Every morning there were two buttholes on the kitchen table, Romeo and Truman the cats. This is their nighttime sleeping spot. But this morning as I sipped the milk out of my Buddha bowl, sleepy-eyed I noticed there were two other roundish looking objects on the table. Elizabeth had brought her work in the night before after all had gone upstairs and off to bed...two pieces to get ready to pack and ship to her home in Florida. A tingle of thrill and excitement shot up my spine. “How cool! A real artists work!” A study in shape form and texture. My Buddhisattva mind grasped at the five aggregates ready to dissemble with my eyes, break the object down into its components…I put my hands where the artists had been, feeling the groves once again with my proud, strong, hands, lithe and nimble fingers probing…wait a minute.

That’s not right. I picked up the piece and turned it to the back. I mean what’s this… nothing, just like two rounded bubble things with a crease. Uh oh!

Here’s the last thing I forgot to tell you. While at the workshop/retreat another participant had identified a theme that was starting to emerge in Elizabeth’s work. It seems Elizabeth has started making suggestive holes. That is, work that, well, you know looks like certain well holes in the body. I found myself holding a butt staring into what I do believe is a butthole. “Oh my god!” Thankfully, I did not drop it, scream loudly or curse.
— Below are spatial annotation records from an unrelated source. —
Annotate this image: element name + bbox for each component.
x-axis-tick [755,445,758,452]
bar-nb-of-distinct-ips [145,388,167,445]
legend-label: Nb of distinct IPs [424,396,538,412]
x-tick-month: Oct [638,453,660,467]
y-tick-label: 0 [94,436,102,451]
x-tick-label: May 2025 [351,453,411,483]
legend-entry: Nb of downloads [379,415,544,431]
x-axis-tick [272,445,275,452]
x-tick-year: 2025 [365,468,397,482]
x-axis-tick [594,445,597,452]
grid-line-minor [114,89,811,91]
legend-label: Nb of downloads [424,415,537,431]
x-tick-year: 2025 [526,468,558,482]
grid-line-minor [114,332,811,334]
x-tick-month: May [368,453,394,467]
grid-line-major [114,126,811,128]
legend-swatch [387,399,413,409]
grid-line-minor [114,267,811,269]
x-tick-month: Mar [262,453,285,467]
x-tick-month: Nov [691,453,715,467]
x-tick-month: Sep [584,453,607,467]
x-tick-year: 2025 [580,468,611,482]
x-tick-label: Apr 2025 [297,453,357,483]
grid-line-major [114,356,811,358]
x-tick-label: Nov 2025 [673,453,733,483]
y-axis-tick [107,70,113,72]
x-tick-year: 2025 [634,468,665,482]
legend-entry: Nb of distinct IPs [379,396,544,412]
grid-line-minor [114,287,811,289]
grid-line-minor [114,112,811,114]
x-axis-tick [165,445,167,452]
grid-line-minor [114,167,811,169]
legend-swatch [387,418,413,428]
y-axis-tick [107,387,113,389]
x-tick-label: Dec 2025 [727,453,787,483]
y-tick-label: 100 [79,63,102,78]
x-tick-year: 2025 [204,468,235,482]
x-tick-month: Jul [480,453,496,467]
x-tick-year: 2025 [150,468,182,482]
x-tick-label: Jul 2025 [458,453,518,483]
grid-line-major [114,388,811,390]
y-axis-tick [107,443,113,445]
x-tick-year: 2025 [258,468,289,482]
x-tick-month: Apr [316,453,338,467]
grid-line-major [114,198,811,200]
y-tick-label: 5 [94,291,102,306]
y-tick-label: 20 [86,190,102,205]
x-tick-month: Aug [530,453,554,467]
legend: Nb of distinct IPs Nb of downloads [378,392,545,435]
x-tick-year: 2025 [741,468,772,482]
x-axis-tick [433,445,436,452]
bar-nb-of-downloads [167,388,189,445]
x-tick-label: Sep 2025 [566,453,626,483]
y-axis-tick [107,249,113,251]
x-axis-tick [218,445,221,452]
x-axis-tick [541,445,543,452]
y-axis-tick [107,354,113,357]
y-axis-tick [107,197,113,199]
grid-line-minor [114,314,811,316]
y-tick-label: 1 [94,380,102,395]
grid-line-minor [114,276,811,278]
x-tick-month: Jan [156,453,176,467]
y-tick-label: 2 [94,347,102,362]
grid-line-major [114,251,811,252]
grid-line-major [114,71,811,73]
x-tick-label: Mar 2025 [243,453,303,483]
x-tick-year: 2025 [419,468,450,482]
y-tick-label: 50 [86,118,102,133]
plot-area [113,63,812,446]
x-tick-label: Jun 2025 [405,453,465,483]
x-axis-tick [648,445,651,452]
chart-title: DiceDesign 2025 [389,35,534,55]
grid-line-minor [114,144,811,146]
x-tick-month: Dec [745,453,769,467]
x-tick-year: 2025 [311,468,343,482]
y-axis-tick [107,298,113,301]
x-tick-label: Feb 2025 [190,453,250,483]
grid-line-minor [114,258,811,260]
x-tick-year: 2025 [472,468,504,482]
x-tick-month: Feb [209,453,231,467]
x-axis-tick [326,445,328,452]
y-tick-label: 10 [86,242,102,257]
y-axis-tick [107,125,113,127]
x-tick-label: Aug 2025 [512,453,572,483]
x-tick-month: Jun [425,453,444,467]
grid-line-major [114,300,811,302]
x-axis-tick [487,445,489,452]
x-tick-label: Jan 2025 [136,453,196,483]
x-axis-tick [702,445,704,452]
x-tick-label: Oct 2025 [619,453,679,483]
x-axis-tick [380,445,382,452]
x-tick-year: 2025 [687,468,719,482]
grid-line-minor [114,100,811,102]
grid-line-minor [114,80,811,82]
Attached is the picture of the work and the second piece (not pictured), I believe looks like a giant candy corn.
Okay, I’m still a little flustered.

Happy Monday,

1 comment:

qwe said...

Thank you for this hilarious and insightful post! Soooo many great moments and thoughts! And for the record, we're grateful to be able to say, we met you along the way. Keep up the life-affirming, kickass writing!!!